- Michael Green
You've Worked Hard For Your Money: Back to School Edition
We continue with our Life Stages Series to discuss how investing should differ depending on your situation. We all know that making your money work hard for you means something different to everyone depending on where they are in life. We’ve already explored some issues concerning students in our Graduate article, but wanted to follow up on some further thoughts regarding college students for this Back to School edition!
In this day and age, it’s not unusual for a college student to change his or her major multiple times and take five or more years to actually attain that BS or BA. However, spending more than four years in college is spending a lot more than just what tuition will set you back. According to data from the National Association of Colleges and Employers, extending graduation time by two years can cost up to $300,000. That figure factors in additional interest from student loans, lost wages while not working and lost opportunity to contribute to a retirement plan.
Arguably, the most meaningful long-term impact is lost retirement savings in the future. For someone in their 20s, this is money that could be earning investment returns for as much as 40 years. Students tend to think of the short term-perspective and believe they’ll just be missing out on a couple years of wages. But those two years of salary (which can be upwards of $95,000 if you land a good job), could add up to a whole lot more if you were also doing some savvy investing.
Taking longer to pay student loans (and having higher student loans due to being in school longer) is another issue.

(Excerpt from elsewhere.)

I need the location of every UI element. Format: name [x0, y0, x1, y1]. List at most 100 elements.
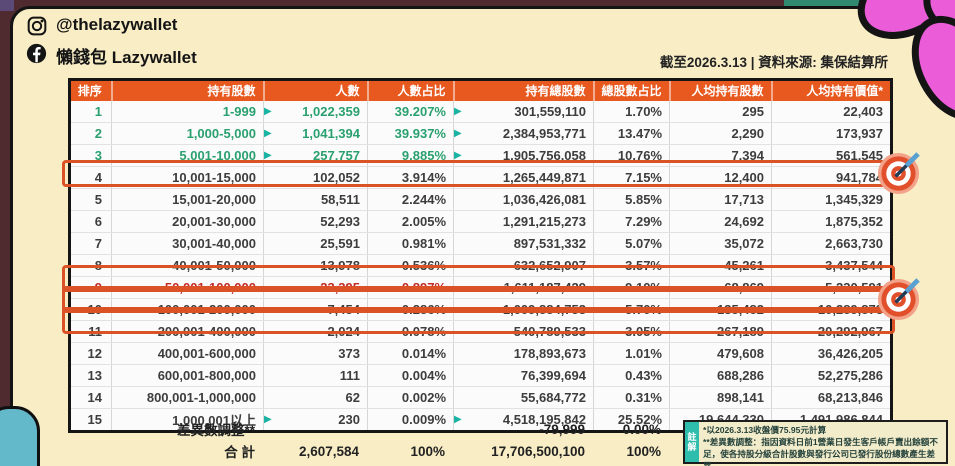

Taking longer to pay adds interest expense, which equals lost purchasing power/savings. Too much student debt can also delay other wealth building decisions, like buying a house or investing.
The other meaningful impact of staying in college longer is on parents funding tuition. Parents footing the bill is the primary source of college tuition funding. Because they are nearer to retirement, those extra tuition dollars may be coming at the expense of topping off retirement savings near the end of a working career. It may come down to a choice of funding their children’s extra years in college or retiring when they want (or planned) to.
Careful planning can prevent some or all of the financial downside of funding college. Be proactive about your major and what career you want it to lead to and talk to student advisors and others before you get to the point where you need to declare a major and choose your classes. This will help you graduate on time.
Second, objectively look at college affordability. Evaluate not using student loans or taking on debt at all or determine the least amount you can get away with. Compare your earnings potential to the amount of borrowing you’re considering. Although this is the recent trend, college shouldn’t be a financial burden for years after graduation for students or parents.
If you are returning to college, congratulations! You’ve made a great decision that will hopefully equal a satisfying and lucrative career path. Remember, it’s never to early to start thinking about the future. Put plans in place now to ensure you (or your parents) aren’t struggling to pay for your education for years down the road.